Hallo Florian,
freyburg1 hat geschrieben: ↑Dienstag 11. August 2020, 22:20
Wie entsteht sowas dann genau? Es gab einen Hohlraum im Gestein, Wasser ist durchgeflossen und hat das Zeug abgelagert? Wächst sowas von unten nach oben under umgedreht? Ist das zweite Foto quasi richtig herum oder steht es auf dem Kopf?
Das ist etwas vertracktes Zeug. Es fallen hier diese vielen, dicht an dicht nebeneinander stehenden Säulen auf, die durchgehend denselben Durchmesser haben. Bei gravitativ beeinflussten Speläothemen ("Tropfsteine") bildet sich genau das
nicht aus. Abgesehen von Sonderformen ("Makkaroni") sind Stalagmiten und Stalaktiten immer kegelförmig, das bleibt auch bei Stalagnaten so. Sie füllen auch nicht den gesamten zur Verfügung stehenden Hohlraum gleichmäßig auf, weil das Wasser sich immer auf lokale topografische Minima der Höhlendecke konzentriert.
Was du hier zeigst ist meiner Meinung nach ein schon stark verwittertes Relikt einer Pseudomorphose von Calcit nach Fasergips. Der Fasergips bildet sich immer senkrecht zur Streichrichtung des Klufthohlraums aus, wenn er später durch Calcit ersetzt wird bildet dieser die Stängeligkeit ab. Bei freier Kristallisation macht Calcit das nicht, es gibt höchstens mal dünne "Türme" aus aufeinandergetürmten einzelnen Calcitskalenoedern, die sind dann aber immer in sich verdreht, außerdem ist das recht selten und kommt nicht in der Fläche vor.
Diese Pseudomorphosen sind recht verwitterungsbeständig, man kann sie auch in schon ziemlich verwittertem Bodenmaterial finden.
Es gibt noch Aragonit als weitere Kristallmodifikation des Calciumkarbonats neben Calcit, der primär stängelige und nadelige Kristalle ausbilden kann, hier wäre dann auch eine entsprechende Pseudomorphose nach Calcit denkbar. So etwas ist mir aber noch nicht in der von dir gezeigten Form untergekommen.
Langer Rede, kurze Zusammenfassung: Hier das ganze mal in Bildern:
Fasergipslage zwischen zwei Schichtflächen im Unterkeuper. Der Fasergips ist wiederum auch nur eine Sekundärerscheinung nach der Umkristallisation von derbem Gips. Man beachte die typische Unterteilung in zwei Faserlagen.

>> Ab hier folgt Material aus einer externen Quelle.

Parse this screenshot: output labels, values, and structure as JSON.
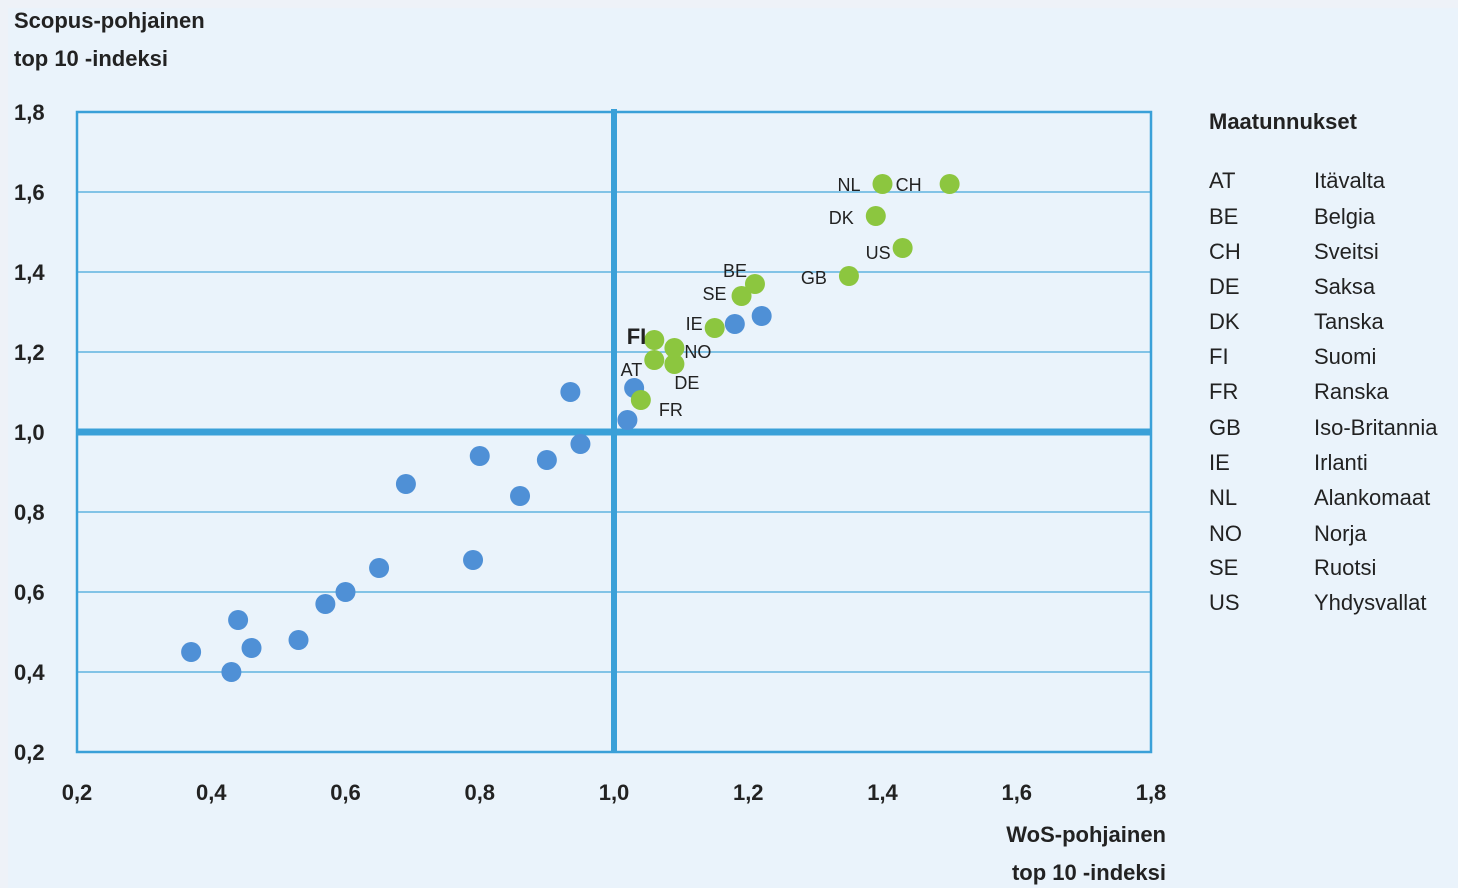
{
  "chart_data": {
    "type": "scatter",
    "ylabel_lines": [
      "Scopus-pohjainen",
      "top 10 -indeksi"
    ],
    "xlabel_lines": [
      "WoS-pohjainen",
      "top 10 -indeksi"
    ],
    "xlim": [
      0.2,
      1.8
    ],
    "ylim": [
      0.2,
      1.8
    ],
    "x_ticks": [
      "0,2",
      "0,4",
      "0,6",
      "0,8",
      "1,0",
      "1,2",
      "1,4",
      "1,6",
      "1,8"
    ],
    "y_ticks": [
      "0,2",
      "0,4",
      "0,6",
      "0,8",
      "1,0",
      "1,2",
      "1,4",
      "1,6",
      "1,8"
    ],
    "grid": "horizontal",
    "reference_lines": {
      "x": 1.0,
      "y": 1.0
    },
    "colors": {
      "blue": "#4f90d6",
      "green": "#8cc63f",
      "axis": "#3aa0d8",
      "grid": "#5fb3e0"
    },
    "series": [
      {
        "color_key": "blue",
        "points": [
          {
            "x": 0.37,
            "y": 0.45
          },
          {
            "x": 0.43,
            "y": 0.4
          },
          {
            "x": 0.44,
            "y": 0.53
          },
          {
            "x": 0.46,
            "y": 0.46
          },
          {
            "x": 0.53,
            "y": 0.48
          },
          {
            "x": 0.57,
            "y": 0.57
          },
          {
            "x": 0.6,
            "y": 0.6
          },
          {
            "x": 0.65,
            "y": 0.66
          },
          {
            "x": 0.69,
            "y": 0.87
          },
          {
            "x": 0.79,
            "y": 0.68
          },
          {
            "x": 0.8,
            "y": 0.94
          },
          {
            "x": 0.86,
            "y": 0.84
          },
          {
            "x": 0.9,
            "y": 0.93
          },
          {
            "x": 0.935,
            "y": 1.1
          },
          {
            "x": 0.95,
            "y": 0.97
          },
          {
            "x": 1.02,
            "y": 1.03
          },
          {
            "x": 1.03,
            "y": 1.11
          },
          {
            "x": 1.18,
            "y": 1.27
          },
          {
            "x": 1.22,
            "y": 1.29
          }
        ]
      },
      {
        "color_key": "green",
        "points": [
          {
            "x": 1.04,
            "y": 1.08,
            "label": "FR"
          },
          {
            "x": 1.06,
            "y": 1.18,
            "label": "AT"
          },
          {
            "x": 1.06,
            "y": 1.23,
            "label": "FI",
            "bold": true
          },
          {
            "x": 1.09,
            "y": 1.17,
            "label": "DE"
          },
          {
            "x": 1.09,
            "y": 1.21,
            "label": "NO"
          },
          {
            "x": 1.15,
            "y": 1.26,
            "label": "IE"
          },
          {
            "x": 1.19,
            "y": 1.34,
            "label": "SE"
          },
          {
            "x": 1.21,
            "y": 1.37,
            "label": "BE"
          },
          {
            "x": 1.35,
            "y": 1.39,
            "label": "GB"
          },
          {
            "x": 1.39,
            "y": 1.54,
            "label": "DK"
          },
          {
            "x": 1.4,
            "y": 1.62,
            "label": "NL"
          },
          {
            "x": 1.43,
            "y": 1.46,
            "label": "US"
          },
          {
            "x": 1.5,
            "y": 1.62,
            "label": "CH"
          }
        ]
      }
    ]
  },
  "legend": {
    "title": "Maatunnukset",
    "entries": [
      {
        "code": "AT",
        "name": "Itävalta"
      },
      {
        "code": "BE",
        "name": "Belgia"
      },
      {
        "code": "CH",
        "name": "Sveitsi"
      },
      {
        "code": "DE",
        "name": "Saksa"
      },
      {
        "code": "DK",
        "name": "Tanska"
      },
      {
        "code": "FI",
        "name": "Suomi"
      },
      {
        "code": "FR",
        "name": "Ranska"
      },
      {
        "code": "GB",
        "name": "Iso-Britannia"
      },
      {
        "code": "IE",
        "name": "Irlanti"
      },
      {
        "code": "NL",
        "name": "Alankomaat"
      },
      {
        "code": "NO",
        "name": "Norja"
      },
      {
        "code": "SE",
        "name": "Ruotsi"
      },
      {
        "code": "US",
        "name": "Yhdysvallat"
      }
    ]
  }
}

- ku_vitriolschiefer_04.jpg (219.22 KiB) 2421 mal betrachtet
Calcit pseudomorph nach Fasergips aus dem Unterkeuper. Die Stücke stammen aus einem stark verwitterten Bereich, in dem der Calcit schon deutlich angelöst ist. Mineraliensammler kennen dafür auch die Begriffe "Landschaftscalcit" oder "Ruinencalcit".

- MLf12.jpg (212.2 KiB) 2421 mal betrachtet

- MLf11.jpg (90.98 KiB) 2421 mal betrachtet
Das kommt dabei heraus, wenn Calcit versucht, stängelig zu wachsen: Jeder dieser Stifte ist eine Reihe von einzelnen, aufeinander gesetzten Skalenoedern. Gerades Wachstum bekommen die nicht hin.